Citra BUMN sebagai sapi perah partai belum juga hilang sampai kini. Ketika Ahok BTP, selaku Komisaris Pertamina, menghapus fasilitas kartu kredit jajaran direksinya, yang mengamuk hebat para politisi partai di Senayan. Memberi petunjuk langsung, mereka lah penerima service dan fasilitas para petinggi Pertamina itu.
Ketua Komisi VI, Faisol Riza menyatakan, penghapusan fasilitas kartu kredit itu urusan internal tak perlu diumbar ke publik. Yang kita tunggu aksi aksi pertamina bukan urusan kartu klredit, tapi aksi aksi korporasi berskala global yang bisa bersaing dengan perusahaan migas kelas dunia, kata politisi PKB itu. Target Pertamina terlampau mudah, ejeknya.
Dari Komisi IV, Eko Hendro Purnomo alias Eko Patrio berkomentar sinis, “komisaris jangan cuma nyerempet kartu kredit, katanya. Saya melihat fasilitas kartu kredit yang diberikan Pertamina dari level Komisaris hingga manajer ini memang tidak ada relevansinya bagi kinerja perusahaan. Tentunya ada potensi penghematan yang cukup besar jika fasilitas itu tidak ada lagi. Kalau memang ingin mengeluarkan pengeluaran untuk kebutuhan perusahaan tentu bisa dilakukan secara administrasi oleh perusahaan, ucap politisi PAN, yang juga komedian, kepada wartawan Rabu (16/6/2021).
Padahal Pertamina milik negara dan milik rakyat. Pengelolaannya memang harus transparan.
Tak semua politisi Senayan menentang, sinis dan nyinyir sepeti Faisol Riza dan Eko Patrio. Ada yang juga mendukung. Misalnya, Darmadi Durianto, anggota Komisi VI DPR RI, yang bahkan usul kepada Menteri BUMN Erick Thohir, agar penghapusan fasilitas kartu kredit diterapkan di semua BUMN sebagai upaya pengetatan anggaran dan efisiensi. Apa yang dilakukan Ahok di Pertamina mestinya jadi rujukan Menteri BUMN agar menerapkan hal serupa di BUMN. Efisiensi anggaran harus dilakukan di tengah kondisi ekonomi seperti saat ini, tandas Darmadi, Jumat (18/6/2021).
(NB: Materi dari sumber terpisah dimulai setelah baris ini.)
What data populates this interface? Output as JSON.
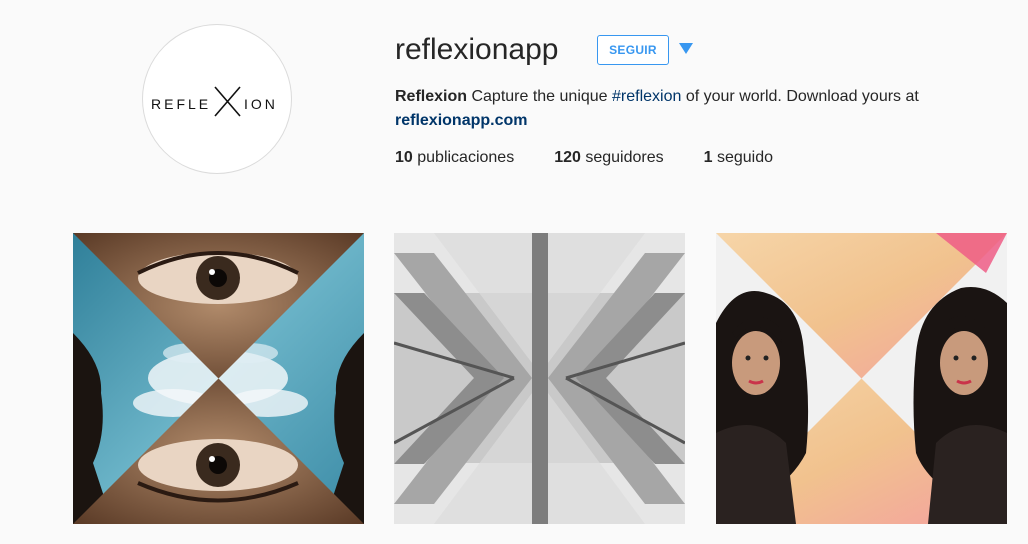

Dari berbagai sumber terpercaya, tergali informasi dan data berikut:
- Sejak 2018 di zaman Dirut Dwi Soetjipto, para komut Pertamina ada biaya representasi Rp. 200 juta per bulan dimana tak ada pertanggung-jawaban (petty cash).
- Untuk Corporate Card ada tagihan Rp.17 miliar di tahun 2020, masuk sebagai tagihan CC – Account Payable Unbill alias tidak ada pertanggungjawaban.
- Pembayaran auto debet untuk total di tahun 2020 ada Rp.17 miliar, tanpa verifikasi dari mana. Dan sejauh ini tidak ditemukan aturan limit boleh di top up per kapan, tidak ada batas waktunya. Yang pasti tagihan Rp.17 M belum termasuk anak dan cucu perusahaan, kata sumber saya itu.
- Intinya kalau dewan komisaris tidak bisa dan tidak boleh tahu pemakaian kartu kredit direksi, apalagi di anak dan cucu perusahaan.
- Jadi sanggahan Arya Sinulingga selaku Staf Khusus III Kementerian BUMN, bahwa berdasarkan pemantauan Kementrian BUMN, limitnya Rp.50 hingga Rp.100 juta tidak benar. Kleru bin ngawur!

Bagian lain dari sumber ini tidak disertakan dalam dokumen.